Code-Extra And Cache Integration

Code-object metadata and fallback caches are integrated into one cache story.

• modified code is stored against the original CodeType
• code-extra metadata is the primary association mechanism when the compiled wrapper is available
• CacheManager remains the Python-side cache index and fallback lookup path
• breakpoint invalidation and global cache clearing clear both modified-code cache entries and associated code-extra metadata
• the pure-Python metadata fallback now uses weak-key storage so it does not keep code objects alive after garbage collection

The weak-key fallback is an important maintenance invariant. If the pure-Python path ever regresses to strong references again, it reintroduces the stale-reference and leak risk that this work closed.

Bytecode Modification Contract

Breakpoint instrumentation is intentionally conservative.

• instrumentation is lazy by default, on the first breakpointed eval-frame decision
• modified-code caches are keyed by original code identity plus breakpoint fingerprint
• rollback paths clear partial state and record telemetry when injection or rebuild fails
• nested functions, generators, async functions, and module-level code now have focused coverage

Debugger Integration And Fallback

Debugger integration flows through the shared bridge rather than a second control path.
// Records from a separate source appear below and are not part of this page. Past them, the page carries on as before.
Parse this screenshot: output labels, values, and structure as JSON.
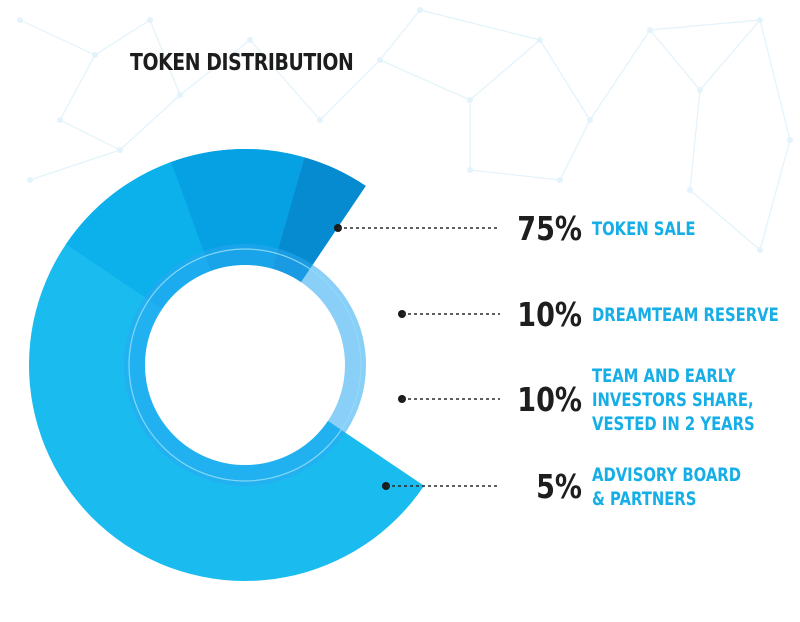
{
  "title": "TOKEN DISTRIBUTION",
  "colors": {
    "token_sale": "#1abcf0",
    "dreamteam_reserve": "#0cb0eb",
    "team_early_investors": "#05a1e2",
    "advisory_board": "#068bd0",
    "inner_ring": "#2aa7f0",
    "label_text": "#16aee6",
    "percent_text": "#1e1e1e",
    "background_pattern": "#e2f3fb"
  },
  "chart_data": {
    "type": "pie",
    "variant": "donut",
    "title": "TOKEN DISTRIBUTION",
    "slices": [
      {
        "value": 75,
        "percent_label": "75%",
        "label_lines": [
          "TOKEN SALE"
        ],
        "color": "#1abcf0"
      },
      {
        "value": 10,
        "percent_label": "10%",
        "label_lines": [
          "DREAMTEAM RESERVE"
        ],
        "color": "#0cb0eb"
      },
      {
        "value": 10,
        "percent_label": "10%",
        "label_lines": [
          "TEAM AND EARLY",
          "INVESTORS SHARE,",
          "VESTED IN 2 YEARS"
        ],
        "color": "#05a1e2"
      },
      {
        "value": 5,
        "percent_label": "5%",
        "label_lines": [
          "ADVISORY BOARD",
          "& PARTNERS"
        ],
        "color": "#068bd0"
      }
    ]
  }
}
• breakpoint updates reach both tracing state and eval-frame caches
• step-over, step-in, step-out, pause, and continue normalization are covered through shared thread-local state
• conditional-breakpoint fallback stays conservative and keeps behavior aligned with tracing
• backend-selection fallback logs are deduplicated to avoid repeated warnings during normal debugging

Test And CI Coverage

The current repository includes the following coverage layers for frame-eval work.

• focused wrapper tests for code-extra helpers and compiled wrapper behavior
• unit coverage for manager selection, runtime state, hook lifecycle, invalidation, bytecode metadata, and fallback behavior
• integration coverage for breakpointed and non-breakpointed eval-frame paths
• CI smoke coverage that validates the compiled frame-eval extension is present

One practical nuance is worth preserving in tests: on interpreters where eval-frame is unavailable or not selected by policy, eval-frame-specific end-to-end tests should skip cleanly instead of failing by assuming EvalFrameBackend was chosen.

Operational Invariants

Contributors touching this area should preserve these invariants.

Hook Safety

• shutdown must uninstall the hook before runtime state and caches are torn down
• unexpected hook failures must return control to default evaluation
• repeated enable and disable cycles must start from a clean runtime state

Cache Safety

• invalidation must clear both code-extra metadata and Python-side modified-code cache entries
• fallback metadata stores must not hold strong references to code objects longer than necessary
• stale modified-code metadata must not survive breakpoint changes, file reloads, or global cache clears

Policy Sharing

• eval-frame should reuse selective-tracing and debugger policy where possible
• debugger-owned internal frames must remain skippable through shared thread-local state
• backend selection and fallback decisions should remain centralized in manager and compatibility-policy code

Practical Verification

When debugging frame-eval changes, the most useful checks are:

• confirm which backend was actually selected through runtime status
• inspect hook stats to see whether slow-path activation occurred
• verify that breakpoint invalidation clears modified-code lookup state
• verify that unsupported runtimes fall back cleanly instead of forcing eval-frame assumptions into tests

Historical Context

The original implementation checklist served as an execution plan while the backend was landing. That checklist is now effectively complete and has been superseded by this note plus the backend architecture document.

If new frame-eval work begins again, prefer adding narrow developer notes or targeted follow-up design docs here instead of reviving a long-running checkbox plan unless the work genuinely needs milestone tracking.